Quelles stratégies pour transformer la société ? Quel rôle pour le Front de Gauche ?

par Arthur Leduc - Les Alternatifs

Samedi 6 septembre le Front de Gauche s’est réuni lors d’une « assemblée de rentrée » à la mairie de Montreuil. Il s’agissait de faire le bilan de la séquence politique qui s’était achevée avec les élections européennes et de débattre de la situation politique actuelle et des perspectives pour le FdG. Cette réunion a été l’occasion de renouer le dialogue après une période de tensions entre le PCF et le PG à l’occasion des élections municipales (en partie à cause des alliances locales du PCF avec le PS à l’image de Paris). C’est ainsi qu’environ 200 personnes -représentant-e-s des organisations politiques qui composent le FdG, « personnalités » du monde associatif et syndical, représentant-e-s des FdG locaux et des Fronts thématiques et citoyen-ne-s- ont pu débattre sereinement des perspectives pour le FdG. Il ne s’agissait pas décider de son avenir, dans une assemblée qui n’a pas été mandatée pour cela, mais de mettre sur la table les points d’accord et de désaccord afin de lancer des débats essentiels pour cet avenir.

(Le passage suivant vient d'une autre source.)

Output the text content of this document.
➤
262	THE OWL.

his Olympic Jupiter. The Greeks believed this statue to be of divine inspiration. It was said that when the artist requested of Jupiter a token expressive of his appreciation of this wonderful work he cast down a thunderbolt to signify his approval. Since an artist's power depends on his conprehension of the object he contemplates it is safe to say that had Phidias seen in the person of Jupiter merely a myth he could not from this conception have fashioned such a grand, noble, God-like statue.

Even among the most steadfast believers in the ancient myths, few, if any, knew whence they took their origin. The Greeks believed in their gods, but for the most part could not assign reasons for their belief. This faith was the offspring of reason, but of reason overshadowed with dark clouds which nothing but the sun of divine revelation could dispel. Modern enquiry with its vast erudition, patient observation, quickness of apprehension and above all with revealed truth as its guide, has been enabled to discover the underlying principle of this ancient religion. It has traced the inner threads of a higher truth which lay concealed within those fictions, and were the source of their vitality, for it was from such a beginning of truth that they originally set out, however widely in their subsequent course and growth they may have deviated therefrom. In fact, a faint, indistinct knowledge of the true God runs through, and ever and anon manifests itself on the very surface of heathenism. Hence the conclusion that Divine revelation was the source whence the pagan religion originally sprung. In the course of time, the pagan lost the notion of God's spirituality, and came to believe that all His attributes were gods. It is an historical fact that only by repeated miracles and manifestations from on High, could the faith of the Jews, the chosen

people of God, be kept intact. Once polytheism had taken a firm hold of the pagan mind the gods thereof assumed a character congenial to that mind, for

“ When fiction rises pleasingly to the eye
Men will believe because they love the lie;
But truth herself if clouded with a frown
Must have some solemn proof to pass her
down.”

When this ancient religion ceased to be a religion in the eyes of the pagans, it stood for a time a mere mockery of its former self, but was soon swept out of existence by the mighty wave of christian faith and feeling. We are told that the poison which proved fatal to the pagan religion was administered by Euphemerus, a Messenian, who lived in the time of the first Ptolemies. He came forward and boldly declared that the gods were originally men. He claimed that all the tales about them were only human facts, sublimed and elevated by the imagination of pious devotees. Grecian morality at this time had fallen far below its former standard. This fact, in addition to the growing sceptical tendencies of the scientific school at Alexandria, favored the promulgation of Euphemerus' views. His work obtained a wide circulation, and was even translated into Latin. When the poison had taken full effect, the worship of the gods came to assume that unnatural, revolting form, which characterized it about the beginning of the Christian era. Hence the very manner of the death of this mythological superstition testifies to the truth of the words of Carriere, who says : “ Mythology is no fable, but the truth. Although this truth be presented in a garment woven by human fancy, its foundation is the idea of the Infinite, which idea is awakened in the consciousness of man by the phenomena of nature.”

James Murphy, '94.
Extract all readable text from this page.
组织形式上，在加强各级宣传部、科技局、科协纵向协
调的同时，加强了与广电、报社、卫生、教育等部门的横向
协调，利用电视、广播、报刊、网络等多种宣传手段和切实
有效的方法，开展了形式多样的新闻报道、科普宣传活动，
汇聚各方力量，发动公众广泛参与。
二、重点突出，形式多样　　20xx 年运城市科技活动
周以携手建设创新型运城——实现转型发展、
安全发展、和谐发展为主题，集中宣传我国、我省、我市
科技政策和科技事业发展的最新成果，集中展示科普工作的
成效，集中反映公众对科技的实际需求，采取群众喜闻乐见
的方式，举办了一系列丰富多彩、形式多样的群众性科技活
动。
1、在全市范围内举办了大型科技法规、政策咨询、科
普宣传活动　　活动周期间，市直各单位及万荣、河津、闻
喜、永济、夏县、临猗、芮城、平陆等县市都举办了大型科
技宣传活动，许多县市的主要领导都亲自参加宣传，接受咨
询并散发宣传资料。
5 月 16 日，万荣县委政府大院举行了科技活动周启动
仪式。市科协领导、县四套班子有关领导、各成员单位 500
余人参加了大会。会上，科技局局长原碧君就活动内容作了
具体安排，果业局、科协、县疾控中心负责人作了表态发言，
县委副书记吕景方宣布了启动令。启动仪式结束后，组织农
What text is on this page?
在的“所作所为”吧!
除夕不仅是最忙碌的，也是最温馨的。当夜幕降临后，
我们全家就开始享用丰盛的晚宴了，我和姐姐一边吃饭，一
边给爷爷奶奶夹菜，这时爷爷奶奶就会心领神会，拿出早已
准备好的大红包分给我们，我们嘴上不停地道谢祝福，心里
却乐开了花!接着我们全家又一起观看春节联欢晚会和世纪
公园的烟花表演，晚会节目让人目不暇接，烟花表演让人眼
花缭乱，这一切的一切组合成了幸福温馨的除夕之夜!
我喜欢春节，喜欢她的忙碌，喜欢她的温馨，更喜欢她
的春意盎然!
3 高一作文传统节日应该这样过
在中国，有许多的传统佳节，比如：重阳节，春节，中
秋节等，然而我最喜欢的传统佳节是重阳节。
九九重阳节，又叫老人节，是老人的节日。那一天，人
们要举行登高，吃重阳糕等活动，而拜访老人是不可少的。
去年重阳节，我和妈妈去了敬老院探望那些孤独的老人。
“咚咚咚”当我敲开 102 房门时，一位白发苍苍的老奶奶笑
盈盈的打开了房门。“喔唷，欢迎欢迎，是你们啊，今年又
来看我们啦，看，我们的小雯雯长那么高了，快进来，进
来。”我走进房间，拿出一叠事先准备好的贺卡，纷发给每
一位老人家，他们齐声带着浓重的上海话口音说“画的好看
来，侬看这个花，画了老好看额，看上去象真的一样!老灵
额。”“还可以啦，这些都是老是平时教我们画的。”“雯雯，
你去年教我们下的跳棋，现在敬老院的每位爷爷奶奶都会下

Notons tout de suite les limites du format de cette réunion, longue suite d’interventions en plénière (une centaine de personnes sont intervenues tout au long des 6h de débats), sans de vrai moment de mutualisation de la réflexion ou de forme de débat plus ouvert. Une intervenante a d’ailleurs parfaitement exprimé que ce type de format ne favorisait pas du tout la participation de citoyen-ne-s peu expérimenté-e-s dans la prise de parole en public.
En positif, les débats ont permis de montrer les très larges convergences d’analyses sur la situation de crise politique majeure -marquée notamment par l’importance de l’abstention et le danger que représente le FN- et sur la caractérisation de la politique menée par le gouvernement qui chaque jour s’enfonce un peu plus, et en l’assumant, dans le néo-libéralisme et le néo-conservatisme. Un accord semble aussi se dessiner sur la question, autrefois épineuse, des adhésions directes au Front de Gauche ainsi que sur la nécessité pour les forces de la transformation de la société d’être à l’offensive dans la période actuelle.
Mais de profonds désaccords stratégiques se sont aussi exprimés durant cette réunion.
De manière synthétique, et donc un petit peu caricaturale, voici les positions qui ont émergé.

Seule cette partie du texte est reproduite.